La rencontre avait démarré sur les chapeaux de roue puisqu’au quart d’heure de jeu le score était déjà de 1-1. A l’ouverture de la marque par David Luiz suite à un coup-franc de Lucas, le Barça répondait dans la foulée par une leçon de football: jeu en triangle à une touche de balle, et finition placée dans le petit filet. Même pas eu le temps de savourer notre but. Frustrant comme une éjaculation précoce. On s’attend d’ailleurs à ce que Barcelone enchaîne mais on tient la baraque. Mieux, on reprend l’avantage plus tard. Corner au second poteau, et Verratti cale une tête improbable. Le Parc explose une seconde fois. La fin de la période est bizarre: par moment les équipes se craignent (Cavani fait une tâche bleue dans le paysage jaune fluo, tandis que Messi est isolée dans la marée bleue parisienne), et parfois elles sont coupées en deux, comme si on jouait déjà la fin de partie. Bref, on serre les dents, et on retourne au vestiaire avec ce fragile avantage.

Après la pause, on remet la pression tout de suite. Edi court dans tous les sens mais rate tout à cause de crochet et de re-crochet dont on ne comprend pas le sens. Il faudra ainsi s’en remettre à Matuidi suite à un centre de vdW pour prendre le large (construction du but: 21 passes consécutives en 63 secondes. Prend ça dans les gencives, Luis Enrique!). Immédiatement après, bis repetita de la première mi-temps: réduction du score par l’intermédiaire de Neymar cette fois-ci. (NB pour Blanc: Deux fois sur 3, les 5 minutes suivant un but nous auront été fatales. Il faudra être plus vigilant lors des prochains matchs.) Le dernier tiers de la soirée paraîtra interminable. Les Espagnols feront le siège de nos cages, mais sans jamais arriver à faire sauter le verrou. Leurs longues et vaines tentatives infructueuses seront entre-coupées de contres parisiens qui échoueront tous (Cavani, Pastore, et même Bahebeck auront eu leur chance).

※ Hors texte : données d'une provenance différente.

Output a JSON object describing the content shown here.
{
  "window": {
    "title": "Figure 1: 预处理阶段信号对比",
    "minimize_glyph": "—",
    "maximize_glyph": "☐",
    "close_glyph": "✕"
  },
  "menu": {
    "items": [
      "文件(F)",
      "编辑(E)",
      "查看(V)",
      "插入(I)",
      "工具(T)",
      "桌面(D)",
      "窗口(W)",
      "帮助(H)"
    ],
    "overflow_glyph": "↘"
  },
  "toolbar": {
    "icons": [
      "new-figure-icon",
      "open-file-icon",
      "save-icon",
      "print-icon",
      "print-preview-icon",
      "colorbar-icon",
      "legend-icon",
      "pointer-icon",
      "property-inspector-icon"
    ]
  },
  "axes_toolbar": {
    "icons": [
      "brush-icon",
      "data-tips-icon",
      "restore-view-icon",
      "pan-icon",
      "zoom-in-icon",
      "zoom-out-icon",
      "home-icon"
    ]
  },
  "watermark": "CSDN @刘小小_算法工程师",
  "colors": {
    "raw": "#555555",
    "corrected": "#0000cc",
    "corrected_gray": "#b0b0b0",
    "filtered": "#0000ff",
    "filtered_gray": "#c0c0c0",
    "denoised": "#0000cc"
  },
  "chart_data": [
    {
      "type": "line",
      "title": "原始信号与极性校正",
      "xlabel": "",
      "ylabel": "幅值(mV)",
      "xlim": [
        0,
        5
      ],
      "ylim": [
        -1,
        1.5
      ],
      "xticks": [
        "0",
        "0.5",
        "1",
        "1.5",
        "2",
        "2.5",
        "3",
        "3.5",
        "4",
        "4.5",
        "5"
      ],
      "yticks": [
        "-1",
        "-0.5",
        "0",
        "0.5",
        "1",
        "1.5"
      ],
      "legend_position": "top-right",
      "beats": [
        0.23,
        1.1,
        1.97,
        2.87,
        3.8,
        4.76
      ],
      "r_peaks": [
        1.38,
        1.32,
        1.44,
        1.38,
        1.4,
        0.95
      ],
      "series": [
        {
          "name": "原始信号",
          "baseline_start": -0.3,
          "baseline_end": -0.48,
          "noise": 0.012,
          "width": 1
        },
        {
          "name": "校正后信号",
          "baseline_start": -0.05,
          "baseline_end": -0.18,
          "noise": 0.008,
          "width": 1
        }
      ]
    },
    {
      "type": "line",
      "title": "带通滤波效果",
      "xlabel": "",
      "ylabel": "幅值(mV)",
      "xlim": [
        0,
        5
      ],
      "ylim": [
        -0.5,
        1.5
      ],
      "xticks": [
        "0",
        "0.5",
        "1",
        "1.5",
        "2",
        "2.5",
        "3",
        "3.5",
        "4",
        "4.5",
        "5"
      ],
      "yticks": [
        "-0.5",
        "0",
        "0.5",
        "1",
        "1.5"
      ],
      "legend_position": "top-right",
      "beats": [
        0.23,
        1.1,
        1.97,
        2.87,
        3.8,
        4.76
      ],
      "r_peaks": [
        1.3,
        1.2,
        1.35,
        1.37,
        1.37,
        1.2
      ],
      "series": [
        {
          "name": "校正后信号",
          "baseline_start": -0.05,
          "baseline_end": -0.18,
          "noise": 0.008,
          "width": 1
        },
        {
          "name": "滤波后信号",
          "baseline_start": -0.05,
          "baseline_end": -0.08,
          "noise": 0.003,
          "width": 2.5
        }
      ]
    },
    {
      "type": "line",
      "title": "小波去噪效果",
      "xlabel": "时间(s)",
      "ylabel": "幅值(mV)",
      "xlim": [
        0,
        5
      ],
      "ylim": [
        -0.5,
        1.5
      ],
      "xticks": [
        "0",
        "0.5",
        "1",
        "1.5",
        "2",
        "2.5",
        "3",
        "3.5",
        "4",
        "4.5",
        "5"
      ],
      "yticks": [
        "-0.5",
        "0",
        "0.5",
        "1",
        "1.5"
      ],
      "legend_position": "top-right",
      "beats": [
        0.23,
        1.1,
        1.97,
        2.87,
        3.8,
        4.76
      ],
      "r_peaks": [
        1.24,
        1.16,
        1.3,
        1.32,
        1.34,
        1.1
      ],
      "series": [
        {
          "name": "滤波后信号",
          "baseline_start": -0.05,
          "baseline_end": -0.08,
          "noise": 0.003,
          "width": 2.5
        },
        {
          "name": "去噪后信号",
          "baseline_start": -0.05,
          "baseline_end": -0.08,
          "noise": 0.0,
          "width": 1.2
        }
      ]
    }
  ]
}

L’arbitre siffle enfin, le Parc devient dingue, on tient l’exploit, on fait taire plein de gens. Et on s’incline (un peu) devant le travail de Lolo White. Pastore lui-même a reconnu que la victoire n’était pas liée uniquement au hasard. Pour ceux qui ne sont pas au courant, « le technicien parisien avait procédé à une mise en place sans ballon. Il avait disposé alors son onze de départ, sur un terrain, tels des joueurs de baby-foot au repos. Une séance de tableau noir mais grandeur nature » (selon Le Parisien). Comme quoi, il n’est pas plus spectateur que ce qu’on laisse entendre. La preuve avec ce dessin trouvé je ne sais où:

La tactique expliqué sur tableau vert
La tactique expliqué sur tableau vert

Bref, vous êtes désormais priés de dire amen à toute parole qui sortira de la bouche du coach. On espère maintenant que la saison est enfin lancée. On en aura une première confirmation dès dimanche avec la réception de Monaco. Se sublimer et se transcender pour les grandes occasions, c’est bien. Mais prendre des points contre des concurrents directs et remonter au classement, c’est bien aussi et c’est désormais la priorité de l’équipe. Reste à savoir quelle équipe sera alignée: Marquinhos semble touché, Silva sera encore trop juste, Lavezzi est déjà out, quant à Ibra, rien n’est sûr encore…

 

Bonus:

Hasta siempre (version IKEA)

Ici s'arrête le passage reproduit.